Rian mengangguk lalu berteriak kepada Adit yang iseng mengganggu permainan, cowok itu nyengir lebar melemparkan jari tengah sebagai umpatan dan akhirnya masuk menggantikan Def bermain.
“Gue ditembak Doni” cerita Manda tiba-tiba spontan Rian memalingkan wajah tertarik. “Menurut lo gue terima atau enggak?”
“Doni? Doni Sugimin?”
“Itu mah Doni anak tukang ketoprak di warung depan. Doni Salim, anak sebelas IPS”
“Oh.” Rian mengangguk-angguk paham, “kalo menurut lo baik ya terima aja”
“Terima?” tanya Manda memastikan ulang perkataan yang keluar dari mulut Rian. Anggukan cowok itu membuat harapan Manda pupus seketika digantikan rasa kecewa, ekspresinya terlihat jelas berubah murung menyadari Rian tidak lagi bersikap seperti dulu, saat dimana ia begitu protektif dengan semua cowok yang mendekati Manda, meskipun agak menyebalkan tapi Manda sangat menyukai sikap protektif Rian. Tapi sayangnya tanggapan cowok itu kini membuatnya hatinya terasa sakit, cowok itu terkesan tidak peduli, seolah rasa pedulinya pada Manda telah menghilang tanpa bekas.
“Ya, lagian lo betah jomblo lama-lama? Cantik-cantik kok jomblo” canda Rian tapi tidak mampu membuat Manda mengeluarkan senyum tulus.
“Yaudah kalo lo bilang kayak gitu, gue bakal terima Doni” balas Manda murung, wajahnya terangkat berlagak melihat jalannya pertandingan membiarkan Rian nyengir lebar dan menepuk-nepuk puncak kepalanya. Manda menarik napas, semenyebalkan apapun Rian saat ini tidak bisa membuat ia membencinya, karena apapun yang terjadi Manda sudah terlanjur jatuh hati kepada Rian.
...*****...
Masih dengan baju basketnya yang setengah basah karena keringat, Rian berlari masuk ke dalam rumah, tujuannya ingin cepat-cepat membuka kulkas tapi langkah cowok itu terhenti saat melihat Benedict kakeknya duduk di ruang keluarga dan berbicara dengan seorang lelaki yang tidak lain adalah Joseph Giovani, papa Rian.

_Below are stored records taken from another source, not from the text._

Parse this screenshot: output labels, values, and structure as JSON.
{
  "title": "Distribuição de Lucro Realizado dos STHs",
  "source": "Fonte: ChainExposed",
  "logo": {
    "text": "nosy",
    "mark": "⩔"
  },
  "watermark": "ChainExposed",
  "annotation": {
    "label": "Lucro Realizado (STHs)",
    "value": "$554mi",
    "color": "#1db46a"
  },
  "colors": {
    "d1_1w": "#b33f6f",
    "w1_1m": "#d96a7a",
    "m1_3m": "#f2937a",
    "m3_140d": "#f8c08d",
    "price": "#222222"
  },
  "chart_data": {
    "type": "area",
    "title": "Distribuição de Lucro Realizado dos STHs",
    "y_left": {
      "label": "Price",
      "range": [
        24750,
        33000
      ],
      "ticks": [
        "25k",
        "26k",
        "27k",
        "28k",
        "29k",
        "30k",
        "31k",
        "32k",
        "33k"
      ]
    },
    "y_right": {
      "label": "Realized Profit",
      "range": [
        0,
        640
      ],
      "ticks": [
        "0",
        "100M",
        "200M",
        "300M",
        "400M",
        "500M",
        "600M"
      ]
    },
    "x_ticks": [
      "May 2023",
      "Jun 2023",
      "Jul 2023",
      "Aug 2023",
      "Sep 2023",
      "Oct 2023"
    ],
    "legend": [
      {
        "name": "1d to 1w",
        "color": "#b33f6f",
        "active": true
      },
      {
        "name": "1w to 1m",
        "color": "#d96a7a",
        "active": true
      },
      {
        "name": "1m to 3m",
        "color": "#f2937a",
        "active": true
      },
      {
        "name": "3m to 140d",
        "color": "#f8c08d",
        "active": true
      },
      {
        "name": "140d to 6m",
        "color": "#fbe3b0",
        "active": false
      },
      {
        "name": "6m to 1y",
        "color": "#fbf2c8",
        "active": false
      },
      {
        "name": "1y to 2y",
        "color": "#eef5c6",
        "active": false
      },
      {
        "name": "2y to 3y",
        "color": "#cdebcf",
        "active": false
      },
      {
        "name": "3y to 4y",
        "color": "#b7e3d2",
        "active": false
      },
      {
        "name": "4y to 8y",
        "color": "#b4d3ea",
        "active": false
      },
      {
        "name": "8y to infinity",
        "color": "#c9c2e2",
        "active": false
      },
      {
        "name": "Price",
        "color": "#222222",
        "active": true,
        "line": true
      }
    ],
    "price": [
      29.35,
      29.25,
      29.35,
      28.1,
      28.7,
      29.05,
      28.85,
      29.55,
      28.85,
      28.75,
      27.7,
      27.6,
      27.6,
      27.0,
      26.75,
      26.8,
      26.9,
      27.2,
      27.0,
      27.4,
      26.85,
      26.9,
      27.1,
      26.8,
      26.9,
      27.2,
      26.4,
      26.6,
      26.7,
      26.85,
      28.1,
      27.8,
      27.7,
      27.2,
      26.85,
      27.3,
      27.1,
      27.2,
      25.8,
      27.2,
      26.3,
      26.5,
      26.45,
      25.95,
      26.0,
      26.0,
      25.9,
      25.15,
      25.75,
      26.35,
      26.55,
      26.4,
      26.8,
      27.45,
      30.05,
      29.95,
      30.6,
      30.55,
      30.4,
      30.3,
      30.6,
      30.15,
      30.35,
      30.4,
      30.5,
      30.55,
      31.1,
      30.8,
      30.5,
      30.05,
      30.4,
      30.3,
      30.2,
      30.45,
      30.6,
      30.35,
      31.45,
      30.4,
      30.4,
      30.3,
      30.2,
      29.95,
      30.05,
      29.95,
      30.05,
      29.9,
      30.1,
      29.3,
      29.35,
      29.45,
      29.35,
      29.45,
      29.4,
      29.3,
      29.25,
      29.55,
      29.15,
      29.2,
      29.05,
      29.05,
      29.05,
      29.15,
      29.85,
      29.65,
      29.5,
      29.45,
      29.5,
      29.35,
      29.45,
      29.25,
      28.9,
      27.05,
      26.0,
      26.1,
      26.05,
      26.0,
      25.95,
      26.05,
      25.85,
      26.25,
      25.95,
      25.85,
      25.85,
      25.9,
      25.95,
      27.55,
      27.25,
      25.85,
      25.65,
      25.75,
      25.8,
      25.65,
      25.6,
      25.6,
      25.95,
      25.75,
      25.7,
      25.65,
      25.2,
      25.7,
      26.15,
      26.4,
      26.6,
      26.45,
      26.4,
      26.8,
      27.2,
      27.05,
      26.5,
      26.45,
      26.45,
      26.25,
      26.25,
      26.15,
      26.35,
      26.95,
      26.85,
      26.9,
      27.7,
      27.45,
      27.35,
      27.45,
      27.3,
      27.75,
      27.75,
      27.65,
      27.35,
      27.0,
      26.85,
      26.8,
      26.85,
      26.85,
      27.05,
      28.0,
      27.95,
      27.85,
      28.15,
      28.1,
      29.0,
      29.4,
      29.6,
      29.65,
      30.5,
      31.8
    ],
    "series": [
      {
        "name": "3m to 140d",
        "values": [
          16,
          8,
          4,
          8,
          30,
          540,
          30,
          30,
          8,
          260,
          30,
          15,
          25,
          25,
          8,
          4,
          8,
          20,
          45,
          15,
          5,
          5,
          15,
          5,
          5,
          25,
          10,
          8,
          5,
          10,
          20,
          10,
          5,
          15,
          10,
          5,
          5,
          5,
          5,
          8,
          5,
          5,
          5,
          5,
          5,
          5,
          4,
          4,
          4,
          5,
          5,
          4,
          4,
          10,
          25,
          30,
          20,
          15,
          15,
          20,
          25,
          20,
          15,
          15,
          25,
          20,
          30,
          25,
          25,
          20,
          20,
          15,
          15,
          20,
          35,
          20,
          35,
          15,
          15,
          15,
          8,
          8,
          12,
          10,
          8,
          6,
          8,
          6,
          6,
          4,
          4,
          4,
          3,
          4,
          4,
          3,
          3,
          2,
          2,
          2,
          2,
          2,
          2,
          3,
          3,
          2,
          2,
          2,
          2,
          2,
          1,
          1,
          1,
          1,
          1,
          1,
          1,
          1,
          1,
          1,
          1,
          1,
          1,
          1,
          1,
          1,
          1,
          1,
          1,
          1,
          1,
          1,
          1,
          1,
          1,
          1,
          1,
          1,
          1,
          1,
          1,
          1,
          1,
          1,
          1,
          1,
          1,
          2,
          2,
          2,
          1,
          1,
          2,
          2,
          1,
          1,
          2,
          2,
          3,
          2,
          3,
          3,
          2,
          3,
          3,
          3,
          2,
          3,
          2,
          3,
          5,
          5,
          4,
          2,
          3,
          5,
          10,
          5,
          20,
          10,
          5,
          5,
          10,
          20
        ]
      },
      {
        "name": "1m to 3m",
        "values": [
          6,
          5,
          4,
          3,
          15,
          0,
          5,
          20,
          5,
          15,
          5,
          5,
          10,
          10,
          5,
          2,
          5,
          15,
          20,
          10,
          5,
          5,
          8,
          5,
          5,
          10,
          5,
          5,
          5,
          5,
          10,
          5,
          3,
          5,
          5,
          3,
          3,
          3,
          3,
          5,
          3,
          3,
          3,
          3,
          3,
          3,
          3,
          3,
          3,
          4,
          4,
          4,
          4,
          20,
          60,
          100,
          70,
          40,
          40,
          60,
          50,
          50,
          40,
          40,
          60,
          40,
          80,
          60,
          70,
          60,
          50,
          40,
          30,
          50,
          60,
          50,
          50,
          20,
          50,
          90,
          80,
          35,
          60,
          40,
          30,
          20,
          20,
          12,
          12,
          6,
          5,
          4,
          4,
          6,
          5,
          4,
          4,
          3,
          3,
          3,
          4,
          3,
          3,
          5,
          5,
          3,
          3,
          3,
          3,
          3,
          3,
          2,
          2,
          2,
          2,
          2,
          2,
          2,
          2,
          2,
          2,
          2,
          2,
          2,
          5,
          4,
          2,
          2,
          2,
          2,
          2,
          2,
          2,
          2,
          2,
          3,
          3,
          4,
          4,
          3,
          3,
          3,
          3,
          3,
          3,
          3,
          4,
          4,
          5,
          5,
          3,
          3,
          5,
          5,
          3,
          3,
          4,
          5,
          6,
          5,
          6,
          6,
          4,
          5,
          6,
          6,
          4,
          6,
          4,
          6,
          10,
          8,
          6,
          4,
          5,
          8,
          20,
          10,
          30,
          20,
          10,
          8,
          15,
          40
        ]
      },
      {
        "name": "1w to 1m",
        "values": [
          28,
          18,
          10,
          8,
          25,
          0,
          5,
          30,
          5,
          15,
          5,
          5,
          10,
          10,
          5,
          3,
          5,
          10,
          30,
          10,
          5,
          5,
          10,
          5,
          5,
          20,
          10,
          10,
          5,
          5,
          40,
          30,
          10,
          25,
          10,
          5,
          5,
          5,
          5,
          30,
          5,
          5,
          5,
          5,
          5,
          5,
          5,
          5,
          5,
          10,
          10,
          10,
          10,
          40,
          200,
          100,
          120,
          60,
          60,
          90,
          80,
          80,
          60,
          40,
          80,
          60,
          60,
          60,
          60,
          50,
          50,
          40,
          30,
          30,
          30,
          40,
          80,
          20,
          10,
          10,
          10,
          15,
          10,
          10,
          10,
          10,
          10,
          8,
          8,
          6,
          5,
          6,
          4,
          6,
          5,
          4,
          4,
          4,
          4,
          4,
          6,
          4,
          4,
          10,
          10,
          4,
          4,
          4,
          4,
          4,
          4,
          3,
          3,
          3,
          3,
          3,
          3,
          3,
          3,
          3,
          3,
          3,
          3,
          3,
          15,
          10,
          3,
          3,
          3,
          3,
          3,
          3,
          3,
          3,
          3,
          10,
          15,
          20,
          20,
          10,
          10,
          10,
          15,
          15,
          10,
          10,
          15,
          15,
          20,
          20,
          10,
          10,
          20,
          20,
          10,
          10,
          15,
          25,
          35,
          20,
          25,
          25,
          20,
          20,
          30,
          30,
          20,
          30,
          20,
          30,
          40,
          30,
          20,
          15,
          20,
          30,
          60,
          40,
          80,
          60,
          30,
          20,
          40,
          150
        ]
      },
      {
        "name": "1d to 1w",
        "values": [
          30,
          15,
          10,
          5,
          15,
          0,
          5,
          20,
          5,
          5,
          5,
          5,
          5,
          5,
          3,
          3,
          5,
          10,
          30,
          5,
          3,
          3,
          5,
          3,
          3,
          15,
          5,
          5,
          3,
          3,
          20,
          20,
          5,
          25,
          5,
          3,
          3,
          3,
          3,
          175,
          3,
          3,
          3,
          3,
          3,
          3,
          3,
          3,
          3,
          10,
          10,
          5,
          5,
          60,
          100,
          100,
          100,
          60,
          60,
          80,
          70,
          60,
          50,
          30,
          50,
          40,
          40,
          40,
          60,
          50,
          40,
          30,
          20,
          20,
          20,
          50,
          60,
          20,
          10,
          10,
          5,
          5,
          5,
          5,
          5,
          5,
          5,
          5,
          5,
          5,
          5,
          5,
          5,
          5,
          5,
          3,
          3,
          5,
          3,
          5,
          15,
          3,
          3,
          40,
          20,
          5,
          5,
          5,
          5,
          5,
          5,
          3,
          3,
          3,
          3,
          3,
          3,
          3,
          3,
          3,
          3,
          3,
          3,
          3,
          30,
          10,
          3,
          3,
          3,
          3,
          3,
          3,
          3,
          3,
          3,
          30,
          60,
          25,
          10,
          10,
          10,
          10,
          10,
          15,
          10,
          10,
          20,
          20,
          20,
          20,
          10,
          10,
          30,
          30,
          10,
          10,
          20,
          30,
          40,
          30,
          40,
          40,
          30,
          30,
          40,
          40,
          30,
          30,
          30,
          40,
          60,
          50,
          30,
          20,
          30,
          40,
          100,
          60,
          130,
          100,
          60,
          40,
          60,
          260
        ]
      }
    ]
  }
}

“Rian” panggil Joseph membuat Rian kaget hampir kepleset karena Jumbo anjingnya asik tiduran di lantai, untung tidak terinjak. Rian tidak menjawab hanya matanya membulat lebar dan tubuhnya terdiam mematung sampai Joseph mendekat dan memeluknya erat, ini adalah kepulangan pertama kali lelaki paruh baya itu ke Indonesia sejak perceraian, biasanya lebih sering Rian yang mengunjungi Joseph ke Inggris.
“Kakek baru sampai di sini tadi pagi sama papamu” kata Bendict tanpa ditanya.
Rian duduk dengan perasaan campur aduk, ia merasa canggung melihat Joseph dengan santainya menyesap kopi hangat, matanya seperti melihat orang asing masuk ke dalam rumah yang tidak pernah dikunjungi siapapun selain teman-temannya. “Tumben papa datang?”
“Ada urusan bisnis, sekalian mau jenguk kamu. Gimana sekolahmu?” tanya Joseph.
Rian tersenyum kaku menceritakan hari-harinya di sekolah, meskipun hanya dalam garis besarnya saja. Joseph juga bercerita bahwa kedatangannya kesini untuk menemui rekan bisnis sekaligus temannya saat kuliah dulu. Selain itu, ia juga berencana untuk tinggal seminggu disini bersama dengan Rian, sekalian refreshing sebentar dari pekerjaannya yang menumpuk, tidak ada nama Hana keluar dari bibir Joseph. Rian yang paham juga sengaja tidak bertanya mengenai hubungan Joseph, baik dengan Hana maupun dengan istri barunya, ia hanya ingin terlihat tidak peduli.
“Jadi, papa berencana mau ajak kamu ikutan pameran seni, sponsornya kebetulan teman dekat papa, ya sekalian mau ngenalin kamu” kata Joseph.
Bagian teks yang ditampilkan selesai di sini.